À partir de quand un club peut-il être qualifié de « low-cost » ? Normalement à partir du moment où ce club travaille à coûts réduits (traduction de « low cost »), ce qui débouche en règle générale sur un service plus congru. Donc, il y a déjà beaucoup de clubs indépendants qui travaillent selon le modèle « low cost », alors qu’ils estiment appartenir à la tranche des clubs proposant un service supérieur…

Voyons cela de plus près : la majeure partie des clubs proposent un plateau d’entraînement avec du matériel guidé, des poids libres et du cardio, avec des cours collectifs donnés par un professeur diplômé… Si les machines sont « neuves », c’est-à-dire généralement pas encore payés complètement, ce club paie un leasing d’environ 2 000 à 5 000 € pour un parc de moyenne importance. Prenons l’exemple d’un club payant 3 000 € mensuels : par rapport à un club ne payant plus de leasing (machines obtenues à très bas prix « cash » ou totalement payées), cela correspond à 100 clients payant 30 € par mois ! Voilà en gros le « handicap » des clubs utilisant du matériel « neuf » !

Quelques points de réflexion originaux et faisant office d’aparté :

  1. Le client fait-il la distinction entre une marque leader de plate-forme vibrante et une plate-forme vibrante « no name » ? Réponse : uniquement s’il a une certaine expérience sur la première ce qui ne veut pas dire qu’il la préférera…
  2. Le client peut-il faire la différence entre du matériel ancien ou récent ? Réponse : Probablement, surtout si ce matériel a un aspect « usagé » ET laisse entendre que ses « articulations » ne sont plus toutes jeunes…
  3. Le client peut-il faire la différence entre des cours préchorégraphiés et les autres ? La réponse dépend plus des croyances de chacun. Mais admettons que généralement cela se « voit » ! Quelle différence de prix y a-t-il entre ces deux différents cours (à la mise en place et donc à reporter sur le client) ? Et quelle est la plus-value ressentie par le client et qu’il est donc prêt à payer par rapport à des cours projetés ? La même que pour des engins neufs par rapport à des engins « usagés » ?
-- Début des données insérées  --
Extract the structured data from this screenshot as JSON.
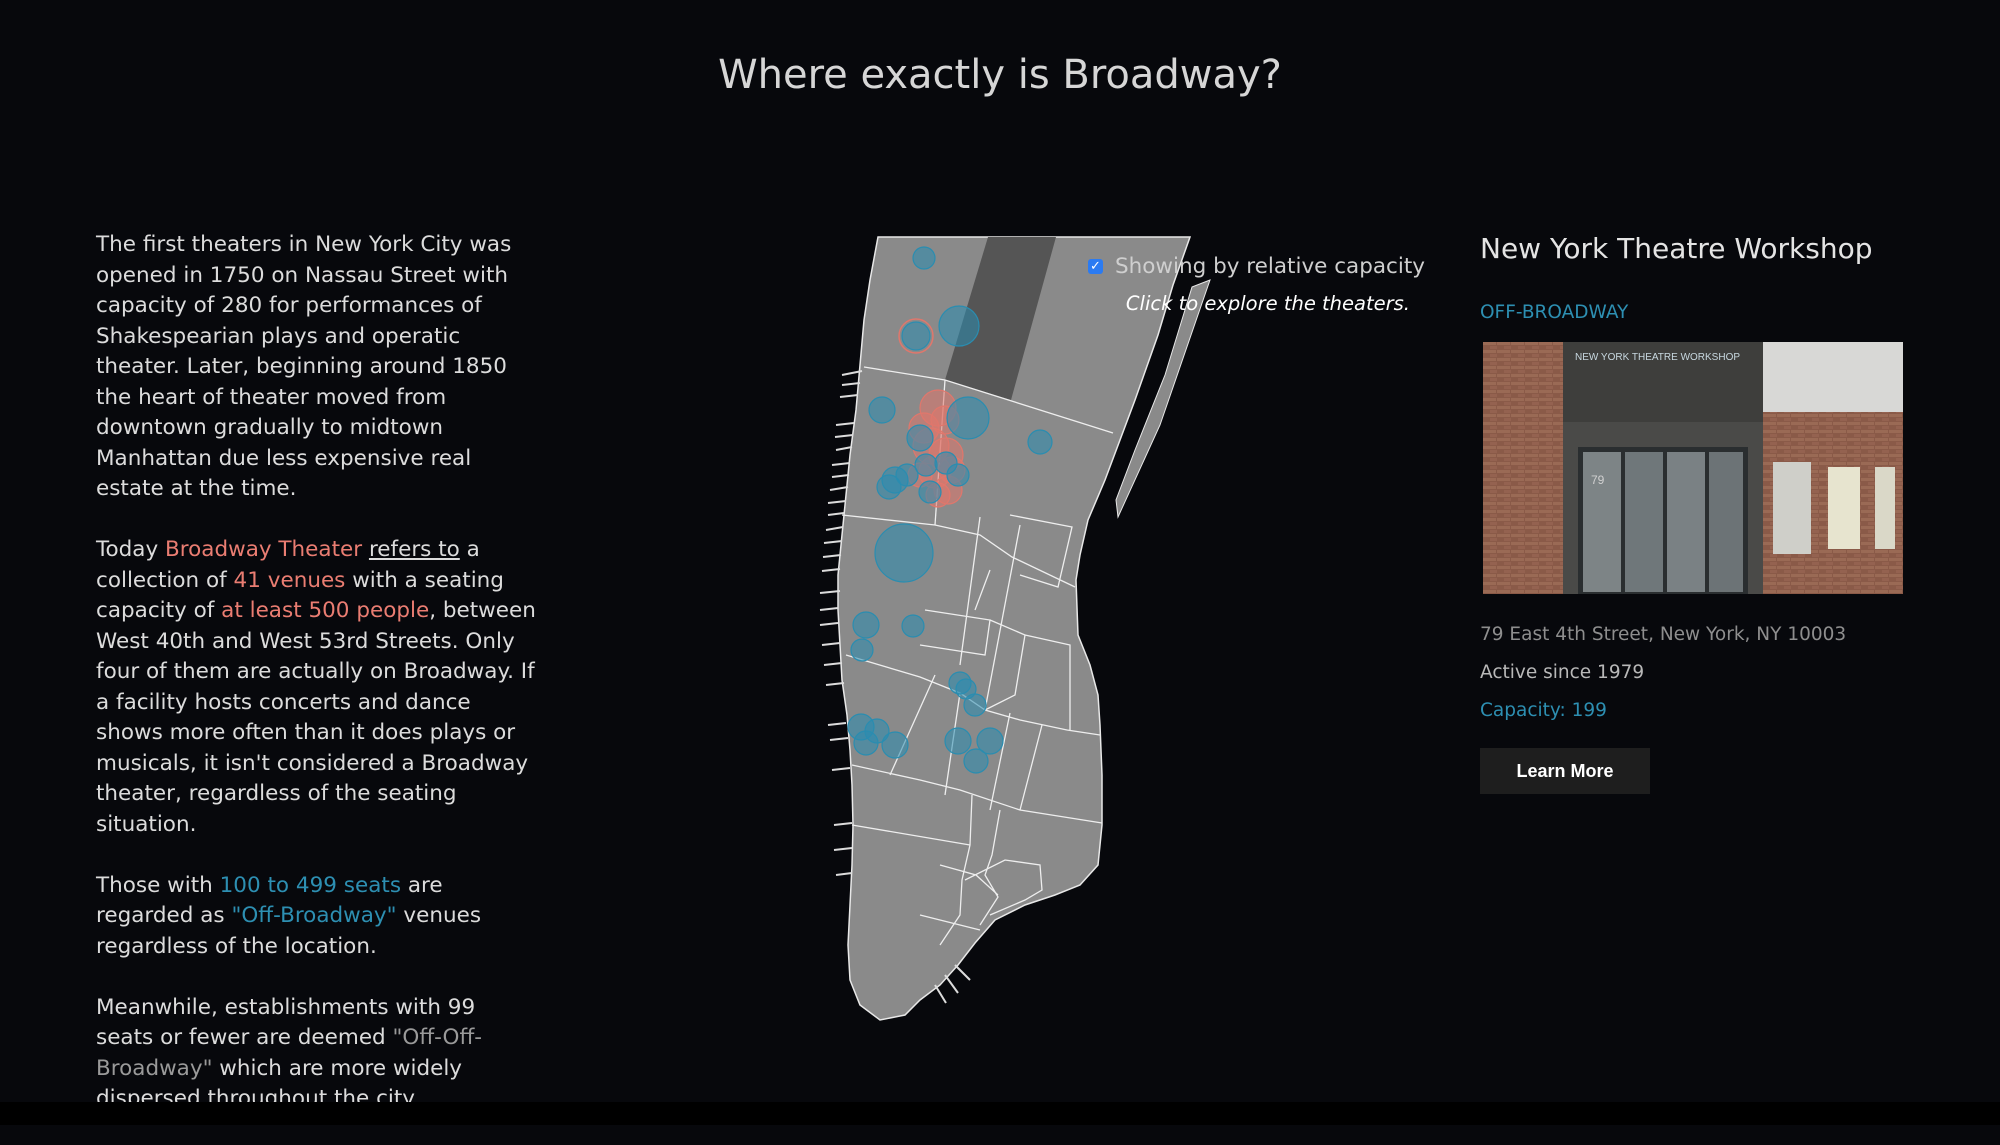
{
  "title": "Where exactly is Broadway?",
  "intro": {
    "p1": "The first theaters in New York City was opened in 1750 on Nassau Street with capacity of 280 for performances of Shakespearian plays and operatic theater. Later, beginning around 1850 the heart of theater moved from downtown gradually to midtown Manhattan due less expensive real estate at the time.",
    "p2": {
      "t1": "Today ",
      "broadway_theater": "Broadway Theater",
      "t2": " ",
      "refers_to": "refers to",
      "t3": " a collection of ",
      "venues": "41 venues",
      "t4": " with a seating capacity of ",
      "capacity": "at least 500 people",
      "t5": ", between West 40th and West 53rd Streets. Only four of them are actually on Broadway. If a facility hosts concerts and dance shows more often than it does plays or musicals, it isn't considered a Broadway theater, regardless of the seating situation."
    },
    "p3": {
      "t1": "Those with ",
      "seats": "100 to 499 seats",
      "t2": " are regarded as ",
      "off_broadway": "\"Off-Broadway\"",
      "t3": " venues regardless of the location."
    },
    "p4": {
      "t1": "Meanwhile, establishments with 99 seats or fewer are deemed ",
      "off_off": "\"Off-Off-Broadway\"",
      "t2": " which are more widely dispersed throughout the city."
    }
  },
  "map": {
    "toggle_label": "Showing by relative capacity",
    "toggle_checked": true,
    "hint": "Click to explore the theaters.",
    "colors": {
      "broadway": "#e0776c",
      "off_broadway": "#2a8db0",
      "land": "#8a8a8a",
      "park": "#555555"
    }
  },
  "detail": {
    "name": "New York Theatre Workshop",
    "type": "OFF-BROADWAY",
    "address": "79 East 4th Street, New York, NY 10003",
    "active": "Active since 1979",
    "capacity": "Capacity: 199",
    "button": "Learn More",
    "photo_sign": "NEW YORK THEATRE WORKSHOP",
    "photo_number": "79"
  }
}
Pour rappel : Easyjet et Ryanair ont « enlevé » la peur de voler et l’ont rendue pour ainsi dire « caduque », du moins lors de la réservation de l’avion. Durant le vol, c’est autre chose ! Pour 29 €, plus personne n’a peur de prendre l’avion… Donc, pour 29 € plus personne n’a peur de s’inscrire dans un club de remise en forme, et pour 19 € presque plus personne n’a besoin des cours collectifs « live » et cela suffit s’ils sont projetés et, pour 14,90 € il n’y a plus besoin des cours et s’il y en a, cela devient « vraiment pas cher » et, à partir de 9,90 € cela paraît tout à fait « normal » que les douches soient payantes, s’il y en a, et qu’il n’y ait pas du tout de personnel de « surveillance »… Deux questions s’imposent alors : comment fait un club pour survivre avec de tels prix et qu’est-ce qui pourrait fidéliser les clients (à part la « flemme » ou l’oubli de résilier) ?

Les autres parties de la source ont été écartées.